With a quality performance on Monday Night Football, Detroit Lions quarterback Matthew Stafford has a chance to break an NFL record. Does that matter?
It has felt like an eternity for Detroit Lions fans, who haven’t watched their beloved football team play in more than two weeks. That wait will all be over soon though, as the Lions will travel to face NFC North rival Green Bay Packers on Monday Night Football.
While the Lions have surprisingly started off the season with a 2-1-1 record, this week’s road game against one of the NFL’s better teams will help prove if this Detroit team is legit or not. While Lions fans will obviously be watching that game with much anticipation, they will also be watching the box score to see just how many yards quarterback Matthew Stafford can rack up in the road test.
If Stafford is able to pass for more than 352 yards on Monday night, or any time in the next five weeks for that matter, he will become the fastest quarterback to hit the 40,000 yard mark in league history.
While this is a quality accomplishment, if he does hit this milestone, it will automatically be seen by the national media is not that impressive, because Stafford has gained a bit of a reputation as a stat-stuffer.

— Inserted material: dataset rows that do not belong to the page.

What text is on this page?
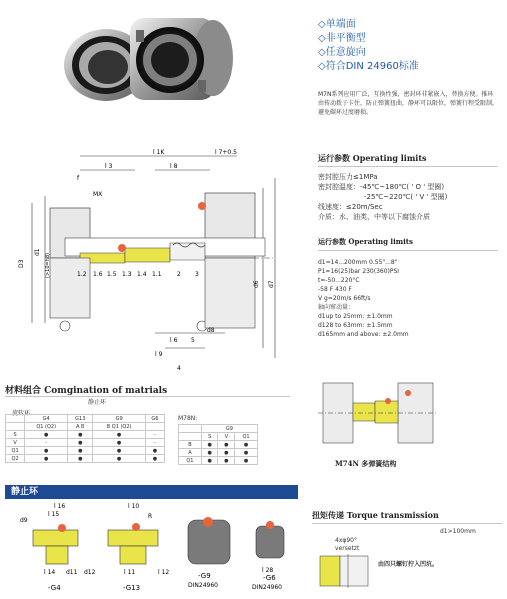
◇单端面
◇非平衡型
◇任意旋向
◇符合DIN 24960标准
M7N系列应用广泛，互换性强，密封环非紧嵌入，替换方便。推环由传动拨子卡住，防止弹簧扭曲，静环可以限位，弹簧行程受限制，避免碳环过度磨损。
运行参数 Operating limits
密封腔压力≤1MPa
密封腔温度：-45℃~180℃( ' O ' 型圈)
-25℃~220℃( ' V ' 型圈)
线速度：≤20m/Sec
介质：水、油类、中等以下腐蚀介质
运行参数 Operating limits
d1=14...200mm 0.55"...8"
P1=16(25)bar 230(360)PSI
t=-50...220°C
-58 F 430 F
V g=20m/s 66ft/s
轴向窜动量：
d1up to 25mm: ±1.0mm
d128 to 63mm: ±1.5mm
d165mm and above: ±2.0mm
l 1K	l 7+0.5
l 3	l 8
f
MX
1.2 1.6 1.5 1.3 1.4 1.1	2 3
D3
d1
(>10=h8)
d6 d7
l 9
l 6 5
4
d8
材料组合 Comgination of matrials
旋转环
静止环
	G4	G13	G9	G6
	Q1 (Q2)	A B	B Q1 (Q2)	
S	●	●	●	-
V	-	●	●	-
Q1	●	●	●	●
Q2	●	●	●	●
M78N:
	G9		
	S	V	Q1
B	●	●	●
A	●	●	●
Q1	●	●	●
静止环
l 16
l 15
d9
l 14 d11 d12
l 10
R
l 11	l 12	l 28
-G4	-G13
-G9
DIN24960
-G6
DIN24960
M74N 多弹簧结构
扭矩传递 Torque transmission
d1>100mm
4xφ90°
versetzt
由四只螺钉拧入凹坑。
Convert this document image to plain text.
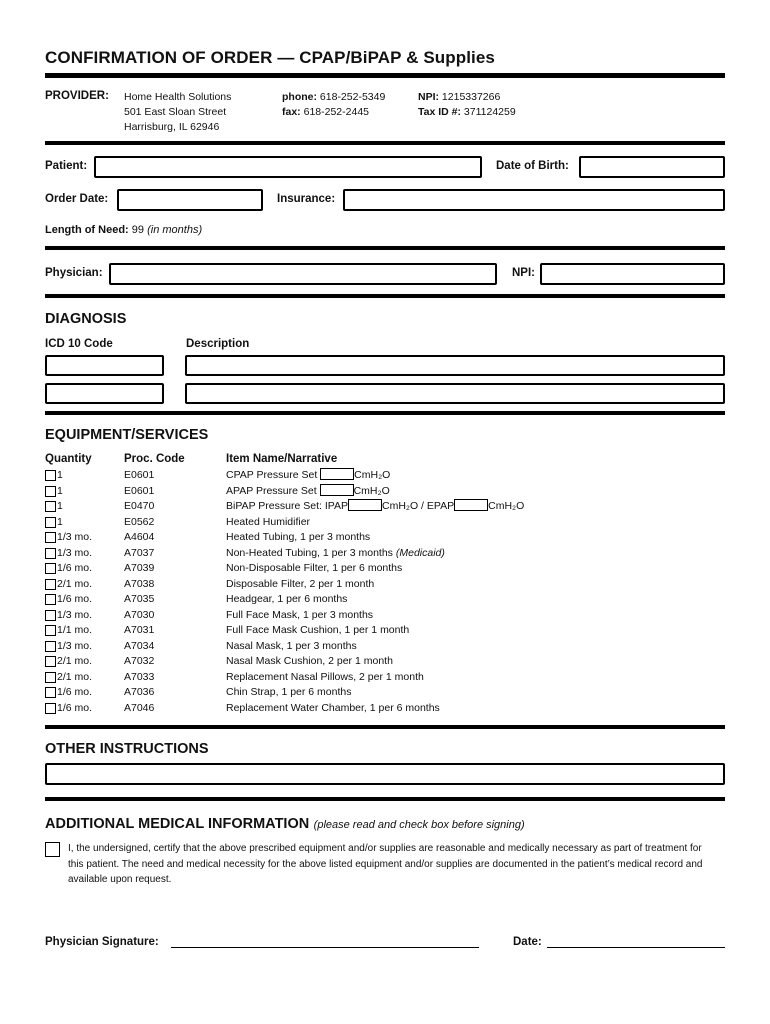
CONFIRMATION OF ORDER — CPAP/BiPAP & Supplies
PROVIDER: Home Health Solutions
501 East Sloan Street
Harrisburg, IL 62946
phone: 618-252-5349
fax: 618-252-2445
NPI: 1215337266
Tax ID #: 371124259
Patient:	Date of Birth:
Order Date:	Insurance:
Length of Need: 99 (in months)
Physician:	NPI:
DIAGNOSIS
ICD 10 Code	Description
EQUIPMENT/SERVICES
Quantity	Proc. Code	Item Name/Narrative
1	E0601	CPAP Pressure Set	CmH₂O
1	E0601	APAP Pressure Set	CmH₂O
1	E0470	BiPAP Pressure Set: IPAP	CmH₂O / EPAP	CmH₂O
1	E0562	Heated Humidifier
1/3 mo.	A4604	Heated Tubing, 1 per 3 months
1/3 mo.	A7037	Non-Heated Tubing, 1 per 3 months (Medicaid)
1/6 mo.	A7039	Non-Disposable Filter, 1 per 6 months
2/1 mo.	A7038	Disposable Filter, 2 per 1 month
1/6 mo.	A7035	Headgear, 1 per 6 months
1/3 mo.	A7030	Full Face Mask, 1 per 3 months
1/1 mo.	A7031	Full Face Mask Cushion, 1 per 1 month
1/3 mo.	A7034	Nasal Mask, 1 per 3 months
2/1 mo.	A7032	Nasal Mask Cushion, 2 per 1 month
2/1 mo.	A7033	Replacement Nasal Pillows, 2 per 1 month
1/6 mo.	A7036	Chin Strap, 1 per 6 months
1/6 mo.	A7046	Replacement Water Chamber, 1 per 6 months
OTHER INSTRUCTIONS
ADDITIONAL MEDICAL INFORMATION (please read and check box before signing)
I, the undersigned, certify that the above prescribed equipment and/or supplies are reasonable and medically necessary as part of treatment for this patient. The need and medical necessity for the above listed equipment and/or supplies are documented in the patient’s medical record and available upon request.
Physician Signature:	Date:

There are a number of reasons why Stafford got to where he is today with an ability to break a record. Part of the reason why he has thrown for as many yards is because for most of his career the Lions running game has been mediocre-to-nonexistent, forcing him to throw the ball for the Lions offense more often than not.
It also helps Stafford that the Lions have often played from behind in his tenure as the Lions’ quarterback, forcing him to throw for a lot of yards against defenses that may have taken their feet off the gas. Pass-favorable rule changes have also played a part in Stafford and most modern quarterbacks posting more yards than their 80s counterparts.
Plus, having a future Hall-of-Fame receiver to chuck the ball up to and pray that he catches it has helped him get a lot of yards, even though more often than not, those throws may have been ill-advised.
A common topic on sports radio debate shows all across the state of Michigan has become if Stafford will end his career in Canton like Johnson most likely will.
The answer right now is clearly a no. Stafford posts a sub-.500 career record of 68-76-1 as of Sunday, Oct. 13. What’s even more depressing is his 0-3 playoff record, and if that zero remains on his record, he can kiss that gold jacket goodbye.
With all that being said, Stafford has a lot of good years ahead of him. He’s 31 years old, and Hall of Fame quarterback Tom Brady is 11 years older than him while still posting impressive passing totals and recently passed the 70,000 yard mark. With the yardage pace he is currently on, Stafford could go down as one of the gaudiest passers in NFL history.
All that is fine and dandy, and while he doesn’t have a playoff win to show for all these yards, he still leads the league since 2009 in finding a way to win when trailing in the fourth quarter.
Stafford has proven time and time again that even with less-than-ideal teams around him, he can lead his team to victory, even when they are down in the final 15 minutes. As impressive as that is, it doesn’t mean nothing if Stafford can’t help his team win big games.
He has done his best to buck that narrative this season, beating two teams who made the playoffs last season in the Los Angeles Chargers and the Philadelphia Eagles, as well as nearly beating the Kansas City Chiefs while outdueling reigning MVP quarterback Patrick Mahomes.
Monday’s night game will be yet another big one for Stafford, as not only can break an NFL record, but he can prove on a national stage that he belongs in Hall of Fame conversation.
If the Lions can win a few more big games like this and Stafford can help lead Detroit to few playoff wins in the next five years, he just might make his Hall-of-Fame case one that can’t be refused.